Sullo sfondo, i grandi cambiamenti che ha conosciuto l’infanzia in questi ultimi 25 anni: il più impattante, la forte diminuzione della popolazione infantile – dal 22% al 16,7% della popolazione totale – mitigata solo in parte da una crescente presenza di bambini di origine straniera, pari al 10% dei minori; l’avvento delle nuove tecnologie ha visto nascere le prime generazioni 2.0, con l’85% di under 18 che possiede uno smartphone e che dunque ha la possibilità di connettersi in qualsiasi momento e in ogni luogo.
IN USA - La piaga dei minori homeless negli Stati Uniti. Un bambino americano su 30 non ha avuto, almeno per un periodo, una casa in cui vivere nel 2013. È questo il dato shock che emerge dal rapporto “America’s Youngest Outcast”, i giovani reietti d’America, pubblicato dal National Center on Family Homelessness, che registra un numero record di bambini, quasi 2,5 milioni, che hanno vissuto, insieme alle famiglie, da homeless nel 2013.
Il numero, che lo studio ha ottenuto combinando i dati sui bambini homeless nelle scuole pubbliche fornite dal dipartimento per l’Istruzione e quelli dell’ultimo censimento – rappresenta un triste record per gli Stati Uniti, con un più 8% a livello nazionale ed un aumento registrato in 31 stati.
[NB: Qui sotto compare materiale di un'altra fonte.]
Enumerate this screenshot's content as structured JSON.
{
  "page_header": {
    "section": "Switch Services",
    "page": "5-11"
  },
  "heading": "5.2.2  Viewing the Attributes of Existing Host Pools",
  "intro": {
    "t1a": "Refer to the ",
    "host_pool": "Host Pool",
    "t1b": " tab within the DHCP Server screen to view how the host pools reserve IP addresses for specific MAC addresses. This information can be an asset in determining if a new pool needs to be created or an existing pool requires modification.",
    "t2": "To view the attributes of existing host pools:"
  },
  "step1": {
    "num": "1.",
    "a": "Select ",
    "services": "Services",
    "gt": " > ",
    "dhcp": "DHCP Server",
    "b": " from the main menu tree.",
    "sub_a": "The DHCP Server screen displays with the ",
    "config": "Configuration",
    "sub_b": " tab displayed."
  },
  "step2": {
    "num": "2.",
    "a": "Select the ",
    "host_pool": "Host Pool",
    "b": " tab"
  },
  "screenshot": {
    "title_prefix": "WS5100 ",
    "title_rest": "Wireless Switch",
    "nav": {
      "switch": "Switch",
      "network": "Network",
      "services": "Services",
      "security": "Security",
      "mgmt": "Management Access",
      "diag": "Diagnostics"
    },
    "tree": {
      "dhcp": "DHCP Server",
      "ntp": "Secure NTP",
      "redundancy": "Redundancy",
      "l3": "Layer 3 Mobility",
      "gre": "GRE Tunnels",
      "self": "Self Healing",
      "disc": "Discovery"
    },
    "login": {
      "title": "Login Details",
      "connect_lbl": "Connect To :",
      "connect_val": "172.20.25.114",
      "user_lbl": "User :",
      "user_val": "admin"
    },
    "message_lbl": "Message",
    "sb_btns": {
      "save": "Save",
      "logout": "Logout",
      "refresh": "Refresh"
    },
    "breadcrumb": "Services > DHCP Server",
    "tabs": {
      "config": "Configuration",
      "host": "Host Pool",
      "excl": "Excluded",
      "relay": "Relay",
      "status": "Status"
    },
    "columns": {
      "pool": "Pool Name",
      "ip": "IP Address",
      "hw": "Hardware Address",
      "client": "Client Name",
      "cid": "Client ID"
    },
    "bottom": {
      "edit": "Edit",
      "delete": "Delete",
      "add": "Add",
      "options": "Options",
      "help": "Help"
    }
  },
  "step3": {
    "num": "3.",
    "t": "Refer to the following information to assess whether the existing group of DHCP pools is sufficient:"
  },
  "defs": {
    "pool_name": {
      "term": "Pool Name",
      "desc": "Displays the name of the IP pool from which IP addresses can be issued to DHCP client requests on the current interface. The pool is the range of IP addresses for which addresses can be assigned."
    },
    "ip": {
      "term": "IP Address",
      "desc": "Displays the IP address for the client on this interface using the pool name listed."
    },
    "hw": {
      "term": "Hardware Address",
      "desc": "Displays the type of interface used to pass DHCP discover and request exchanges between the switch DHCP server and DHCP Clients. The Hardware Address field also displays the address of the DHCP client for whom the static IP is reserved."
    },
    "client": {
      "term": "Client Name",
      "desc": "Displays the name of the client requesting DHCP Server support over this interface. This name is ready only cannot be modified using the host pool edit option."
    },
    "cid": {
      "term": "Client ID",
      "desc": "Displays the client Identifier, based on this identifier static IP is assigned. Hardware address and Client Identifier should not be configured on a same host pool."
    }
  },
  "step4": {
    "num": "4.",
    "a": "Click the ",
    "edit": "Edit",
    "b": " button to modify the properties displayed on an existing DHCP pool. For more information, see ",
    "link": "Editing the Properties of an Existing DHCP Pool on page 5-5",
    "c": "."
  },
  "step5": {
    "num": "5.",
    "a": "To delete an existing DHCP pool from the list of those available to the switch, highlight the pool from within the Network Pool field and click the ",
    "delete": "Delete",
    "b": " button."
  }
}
La situazione è particolarmente grave negli stati del Sud, con Alabama e Mississippi in cima alla classifica, ma anche in uno stato ricco come la California, con uno dei mercati immobiliari più cari del paese, dove sono 527mila i bambini homeless.
Il rapporto mette tra le principali cause di questo aumento il “perdurare dell’impatto della Great Recession”, come viene chiamata la crisi economica provocata da quella finanziaria del 2008, con il picco del tasso di povertà e l’assenza di possibilità di avere case a prezzi contenuti. Ma hanno anche un peso le disparità razziali, insieme alle conseguenze delle violenze domestiche, con madri rimaste single con l’intera responsabilità economica dei figli.
“Il fenomeno dei bambini senza casa ha raggiunto proporzioni da epidemia in America – ha detto Carmela DeCandia, direttore del Centro, nel presentare il rapporto, perchè vivono in rifugi, cantine dei vicini, automobili, accampamenti o ancora peggio, i bambini homeless sono invisibili e abbandonati al loro destino”.
“I bambini senza casa sono malnutriti e si ammalano più spesso – si legge nel rapporto pubblicato sul sito del centro di ricerca – si chiedono costantemente se avranno un tetto sulla testa di notte e quello che succederà alle loro famiglie. Molti bambini senza casa hanno problemi a scuola, fanno molte assenze, devono ripetere l’anno o addirittura abbandonano gli studi”.
E, conclude la ricerca, un’alta percentuale di questi bambini -il 25% in età non scolare, il 40% per i più grandi – presentano problemi psicologici che necessitano una valutazione clinica e che “possono interferire con la capacità di apprendimento, l’autoregolamentazione emotiva, le capacità cognitive e di relazioni sociali”.